Statistical analysis:

For device-associated meningitis it is assumed that 30-40% of the CSF samples are infected and the difference in sensitivity between D-lactate and conventional tests is 10% (90% for D-lactate vs. 80% for conventional tests). For native meningitis it is assumed that 10% of the CSF samples are infected and the difference in sensitivity between D-lactate and conventional tests is 20% (95% for D-lactate vs. 75% for conventional tests). Proof of non-inferiority between the two tests is provided by a one-sided two-group test of the percentage values. The non-inferiority is determined at a difference of 10% and can be shown for foreign material-associated meningitis in 458 patients and for native meningitis in 198 patients at a significance level of 5% and a power of 80%. The power calculation was performed with nQuery Advisor 7.0. Depending on the scale-type of data, the descriptive results are expressed as mean ± SD or number of subjects (percentage). Categorical variables will be compared using x2 or Fisher's exact tests, as appropriate. Continuous variables will be compared using the Wilcoxon rank-sum test. A p value <0.05 will be considered statistically significant. Test results will be evaluated with sensitivity, specificity, positive predictive value, negative predictive value, accuracy and statistical significance will be assessed with McNemar's Chi-squared test or a binomial test depending on sample size. All p-values from secondary analyses will be considered in a non-confirmatory exploratory manner. For statistical analyses the program packages SPSS (SPSS 10.0 for Windows, SPSS, USA) and the program package R (most recent version at time of analysis) will be used.

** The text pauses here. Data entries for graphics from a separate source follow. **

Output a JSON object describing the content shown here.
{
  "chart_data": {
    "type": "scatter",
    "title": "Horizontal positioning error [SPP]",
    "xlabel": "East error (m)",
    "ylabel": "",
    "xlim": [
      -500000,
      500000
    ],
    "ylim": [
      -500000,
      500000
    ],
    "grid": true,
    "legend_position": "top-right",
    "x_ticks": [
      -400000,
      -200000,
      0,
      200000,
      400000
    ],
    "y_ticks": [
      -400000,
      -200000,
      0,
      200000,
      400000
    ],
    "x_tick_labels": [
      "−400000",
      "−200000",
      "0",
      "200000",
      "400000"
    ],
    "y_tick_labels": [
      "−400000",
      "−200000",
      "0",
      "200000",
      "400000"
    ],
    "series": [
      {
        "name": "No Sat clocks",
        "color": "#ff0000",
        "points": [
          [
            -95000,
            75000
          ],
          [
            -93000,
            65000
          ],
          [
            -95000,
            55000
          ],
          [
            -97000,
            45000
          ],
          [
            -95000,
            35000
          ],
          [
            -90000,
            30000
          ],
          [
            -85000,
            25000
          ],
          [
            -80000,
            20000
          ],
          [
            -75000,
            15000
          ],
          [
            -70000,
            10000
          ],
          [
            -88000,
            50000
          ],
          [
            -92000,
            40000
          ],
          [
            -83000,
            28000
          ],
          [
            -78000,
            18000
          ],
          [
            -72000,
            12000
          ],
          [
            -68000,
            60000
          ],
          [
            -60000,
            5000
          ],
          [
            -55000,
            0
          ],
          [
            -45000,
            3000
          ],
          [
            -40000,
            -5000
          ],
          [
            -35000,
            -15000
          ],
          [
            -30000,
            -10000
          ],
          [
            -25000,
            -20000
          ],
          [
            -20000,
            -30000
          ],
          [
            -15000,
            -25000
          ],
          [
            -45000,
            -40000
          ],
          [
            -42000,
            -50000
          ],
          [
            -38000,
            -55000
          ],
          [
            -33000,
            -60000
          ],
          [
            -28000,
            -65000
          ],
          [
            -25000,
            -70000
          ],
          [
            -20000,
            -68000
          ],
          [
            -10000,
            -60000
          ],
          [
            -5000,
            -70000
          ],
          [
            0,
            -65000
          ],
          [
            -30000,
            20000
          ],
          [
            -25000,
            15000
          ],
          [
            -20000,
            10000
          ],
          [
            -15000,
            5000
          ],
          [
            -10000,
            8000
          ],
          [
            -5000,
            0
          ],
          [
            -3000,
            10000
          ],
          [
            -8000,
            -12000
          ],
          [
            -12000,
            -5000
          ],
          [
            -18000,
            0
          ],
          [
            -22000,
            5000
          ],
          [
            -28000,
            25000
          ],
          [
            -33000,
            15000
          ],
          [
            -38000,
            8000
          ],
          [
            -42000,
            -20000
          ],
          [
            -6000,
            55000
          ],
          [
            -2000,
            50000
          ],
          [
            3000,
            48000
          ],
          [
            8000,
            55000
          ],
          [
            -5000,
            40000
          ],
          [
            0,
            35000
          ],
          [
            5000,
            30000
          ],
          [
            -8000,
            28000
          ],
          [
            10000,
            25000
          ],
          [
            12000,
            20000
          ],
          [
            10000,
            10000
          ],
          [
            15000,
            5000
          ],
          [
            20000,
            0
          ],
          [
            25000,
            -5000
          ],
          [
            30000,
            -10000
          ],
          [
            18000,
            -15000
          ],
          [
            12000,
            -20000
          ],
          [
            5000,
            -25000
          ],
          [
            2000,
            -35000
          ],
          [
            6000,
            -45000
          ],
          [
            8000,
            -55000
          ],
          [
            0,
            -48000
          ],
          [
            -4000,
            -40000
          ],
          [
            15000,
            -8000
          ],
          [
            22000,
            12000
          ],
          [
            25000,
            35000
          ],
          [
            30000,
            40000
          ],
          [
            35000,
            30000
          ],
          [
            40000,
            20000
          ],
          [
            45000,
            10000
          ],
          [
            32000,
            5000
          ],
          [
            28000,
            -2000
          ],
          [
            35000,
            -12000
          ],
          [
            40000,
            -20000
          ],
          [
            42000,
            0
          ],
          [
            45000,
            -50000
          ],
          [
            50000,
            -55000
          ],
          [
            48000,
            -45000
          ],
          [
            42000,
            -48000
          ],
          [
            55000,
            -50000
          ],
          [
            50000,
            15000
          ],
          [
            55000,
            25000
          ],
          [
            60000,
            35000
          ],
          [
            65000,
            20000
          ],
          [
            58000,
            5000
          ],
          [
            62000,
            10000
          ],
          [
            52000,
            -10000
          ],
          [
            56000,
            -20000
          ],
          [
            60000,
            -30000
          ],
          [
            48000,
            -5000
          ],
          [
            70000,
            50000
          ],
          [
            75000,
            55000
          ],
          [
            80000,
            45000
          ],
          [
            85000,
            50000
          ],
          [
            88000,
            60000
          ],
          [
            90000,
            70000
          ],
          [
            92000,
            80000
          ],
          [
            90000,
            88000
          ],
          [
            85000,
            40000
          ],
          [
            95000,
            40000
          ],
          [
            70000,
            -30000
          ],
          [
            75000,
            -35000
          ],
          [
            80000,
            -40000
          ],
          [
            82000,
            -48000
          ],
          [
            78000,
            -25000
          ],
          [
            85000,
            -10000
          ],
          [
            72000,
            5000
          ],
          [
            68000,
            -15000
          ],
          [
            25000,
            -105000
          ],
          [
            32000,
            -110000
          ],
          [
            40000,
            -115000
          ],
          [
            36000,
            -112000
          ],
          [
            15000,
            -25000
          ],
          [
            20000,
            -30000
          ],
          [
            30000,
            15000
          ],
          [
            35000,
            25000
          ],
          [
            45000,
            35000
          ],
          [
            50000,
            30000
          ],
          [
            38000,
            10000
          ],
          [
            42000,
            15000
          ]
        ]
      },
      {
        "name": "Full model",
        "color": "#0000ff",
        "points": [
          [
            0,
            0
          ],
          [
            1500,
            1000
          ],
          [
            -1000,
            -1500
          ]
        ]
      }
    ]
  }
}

Investigators plan to include a total of 600 patients with device-associated meningitis and 220 patients with native meningitis. The high number of cases is indicated because investigators only expect a 30-40% infection rate for the foreign device-associated meningitis and a 10% infection rate for the native meningitis as well as a 10-15% drop-out rate (e.g. lack of leukocyte count or culture).